With just more than five minutes remaining in the first half, Eastern Illinois guard Reggie Smith launched a three-pointer from nearly 25 feet — in transition.
Once it left his hand, Smith attempted to collect his own rebound, only to find several Northwestern players waiting in position. Then, the Wildcats led 29-11.
There was bad.
With five seconds remaining in the first half, Smith put in a layup to bring EIU within four points. The Panthers also strung together an impressive 15-0 run.
An overmatched Ohio Valley Conference opponent exposed NU's lack of depth at times, swinging the "motion" offense into chaos and finding easy looks.
But of course, to balance an uneven performance, senior leader Drew Crawford reminded NU how to keep it together.
Crawford had 25 points and 11 rebounds, Jershon Cobb added eight assists, and Northwestern beat Eastern Illinois 72-55 after a late surge.
"Drew played like a fifth year All-Big Ten player," Chris Collins said. "He kept our team calm the entire game, even when we were going through struggles."
Midway through the second half, Northwestern finally pulled away, using precise ball movement to create lanes and open shots.
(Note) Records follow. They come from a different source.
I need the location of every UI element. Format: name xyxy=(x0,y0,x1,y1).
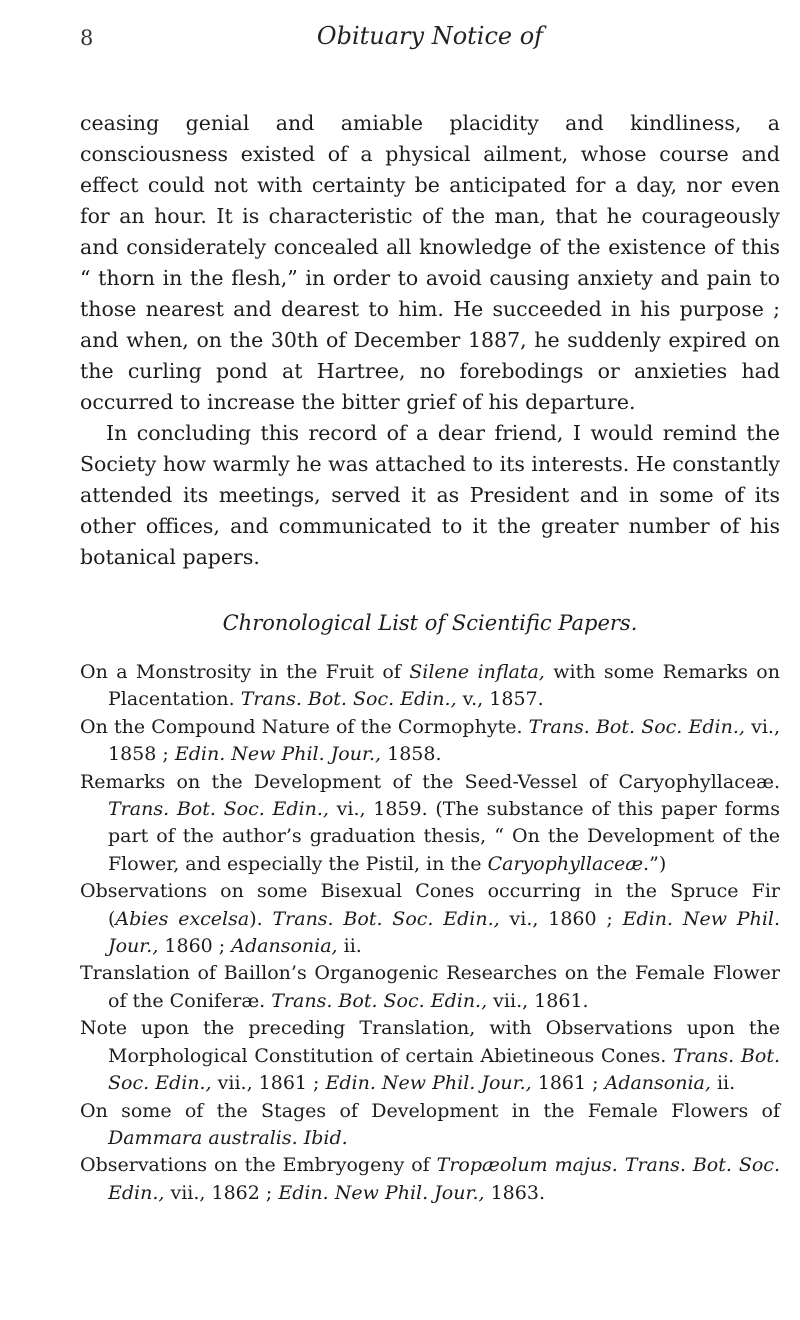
entry-italic-text: Trans. Bot. Soc. Edin., xyxy=(240,688,457,711)
entry-text: Observations on the Embryogeny of xyxy=(80,1154,437,1177)
paper-entry xyxy=(80,714,780,769)
paper-entry xyxy=(80,1015,780,1097)
paper-list xyxy=(80,659,780,1207)
entry-italic-text: Trans. Bot. Soc. Edin., xyxy=(271,989,488,1012)
entry-italic-text: Edin. New Phil. Jour., xyxy=(325,1072,532,1095)
entry-italic-text: Trans. Bot. Soc. Edin., xyxy=(528,715,745,738)
entry-text: 1863. xyxy=(484,1181,545,1204)
paper-entry xyxy=(80,659,780,714)
entry-text: 1858. xyxy=(381,743,442,766)
section-heading: Chronological List of Scientific Papers. xyxy=(222,611,638,635)
entry-text: On the Compound Nature of the Cormophyte. xyxy=(80,715,529,738)
entry-text: vii., 1861. xyxy=(487,989,589,1012)
entry-text: Observations on some Bisexual Cones occurring in the Spruce Fir ( xyxy=(80,880,780,930)
entry-text: Translation of Baillon’s Organogenic Researches on the Female Flower of the Coniferæ. xyxy=(80,962,780,1012)
entry-text: vii., 1862 ; xyxy=(164,1181,279,1204)
entry-italic-text: Edin. New Phil. Jour., xyxy=(174,743,382,766)
entry-text: 1860 ; xyxy=(158,935,232,958)
entry-italic-text: Tropæolum majus. Trans. Bot. Soc. Edin., xyxy=(108,1154,780,1204)
entry-italic-text: Dammara australis. Ibid. xyxy=(108,1126,348,1149)
entry-text: ii. xyxy=(710,1072,736,1095)
entry-italic-text: Caryophyllaceæ. xyxy=(487,852,650,875)
entry-text: 1861 ; xyxy=(531,1072,605,1095)
running-head xyxy=(80,18,780,58)
entry-text: vii., 1861 ; xyxy=(211,1072,326,1095)
body-text xyxy=(80,108,780,1207)
entry-text: vi., 1858 ; xyxy=(108,715,780,766)
paper-entry xyxy=(80,1098,780,1153)
entry-text: On some of the Stages of Development in the Female Flowers of xyxy=(80,1099,780,1122)
paper-entry xyxy=(80,960,780,1015)
entry-text: ). xyxy=(249,907,273,930)
entry-italic-text: Adansonia, xyxy=(231,935,338,958)
entry-text: On a Monstrosity in the Fruit of xyxy=(80,661,410,683)
paragraph: ceasing genial and amiable placidity and kindliness, a consciousness existed of a physical ailment, whose course and effect could not with certainty be anticipated for a day, nor even for an hour. It is characteristic of the man, that he courageously and considerately concealed all knowledge of the existence of this “ thorn in the flesh,” in order to avoid causing anxiety and pain to those nearest and dearest to him. He succeeded in his purpose ; and when, on the 30th of December 1887, he suddenly expired on the curling pond at Hartree, no forebodings or anxieties had occurred to increase the bitter grief of his departure. xyxy=(80,111,780,414)
entry-italic-text: Trans. Bot. Soc. Edin., xyxy=(108,1044,780,1095)
paper-entry xyxy=(80,769,780,879)
entry-italic-text: Trans. Bot. Soc. Edin., xyxy=(108,798,329,821)
entry-text: Remarks on the Development of the Seed-Vessel of Caryophyllaceæ. xyxy=(80,770,780,793)
page-number: 8 xyxy=(80,26,94,50)
entry-italic-text: Adansonia, xyxy=(604,1072,711,1095)
entry-italic-text: Abies excelsa xyxy=(115,907,250,930)
entry-italic-text: Trans. Bot. Soc. Edin., xyxy=(272,907,500,930)
paper-entry xyxy=(80,878,780,960)
entry-text: ii. xyxy=(337,935,362,958)
entry-italic-text: Edin. New Phil. Jour., xyxy=(278,1181,485,1204)
entry-italic-text: Edin. New Phil. Jour., xyxy=(108,907,781,958)
entry-text: v., 1857. xyxy=(456,688,544,711)
paper-entry xyxy=(80,1152,780,1207)
entry-text: Note upon the preceding Translation, with Observations upon the Morphological Constitution of certain Abietineous Cones. xyxy=(80,1017,780,1067)
entry-text: vi., 1860 ; xyxy=(499,907,623,930)
entry-text: ”) xyxy=(649,852,667,875)
entry-italic-text: Silene inflata, xyxy=(409,661,545,683)
entry-text: with some Remarks on Placentation. xyxy=(108,661,780,711)
entry-text: vi., 1859. (The substance of this paper forms part of the author’s graduation thesis, “ On the Development of the Flower, and especially the Pistil, in the xyxy=(108,798,780,875)
paragraph: In concluding this record of a dear friend, I would remind the Society how warmly he was attached to its interests. He constantly attended its meetings, served it as President and in some of its other offices, and communicated to it the greater number of his botanical papers. xyxy=(80,421,780,569)
running-title: Obituary Notice of xyxy=(316,22,544,50)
It seemed fitting that Crawford iced the game, finding Cobb for a triple that stretched the lead to 13 — part of a decisive 14-5 run.
This win rested on the two upperclassmen, who carried NU throughout an unspectacular outing from supporting players. The Wildcats' bench shot a combined two-for-11, while Dave Sobolewski had an unusually sloppy offensive game.
The Wildcats' greatest strength also became their greatest weakness, with updated foul rules discouraging the newfound defensive intensity. Everyone in the starting lineup had at least three fouls and Cobb picked up the team's lone steal.
Crawford, though, managed one of his signature games. He went 8-of-14 from the floor, making five of his seven three pointers and all of his four free throws. The offense, as it should, lined up around the team's undisputed best player.
Part of that involved Cobb, the flexible combo guard. He helped to make the victory look relatively smooth despite some poor individual showings.
"JerShon, he's our playmaker," Collins said. "Some of his late-clock plays were huge for us. He drove in there and scored, or made some beautiful kick-outs."
NU arrived with energy–something Collins stressed–and opened up a 23-7 lead in the game's first 11 minutes. Crawford scored 12 of those points, immediately establishing himself on a team that tends to lack firepower.
Everything about EIU's 15-0 run felt like a cautionary tale. The help defense slipped, center Alex Olah made some critical lapses and Sobolewski struggled to lead the new-look offense.
"Their pressure bothered us," Collins said. "They turned up the heat. They had us on our heels a little bit. I thought our guys were tentative."
But course, the Wildcats figured it out, and Chris Collins left with his first win as a head coach.
Crawford, meanwhile, left to an ovation, and it was as it should be.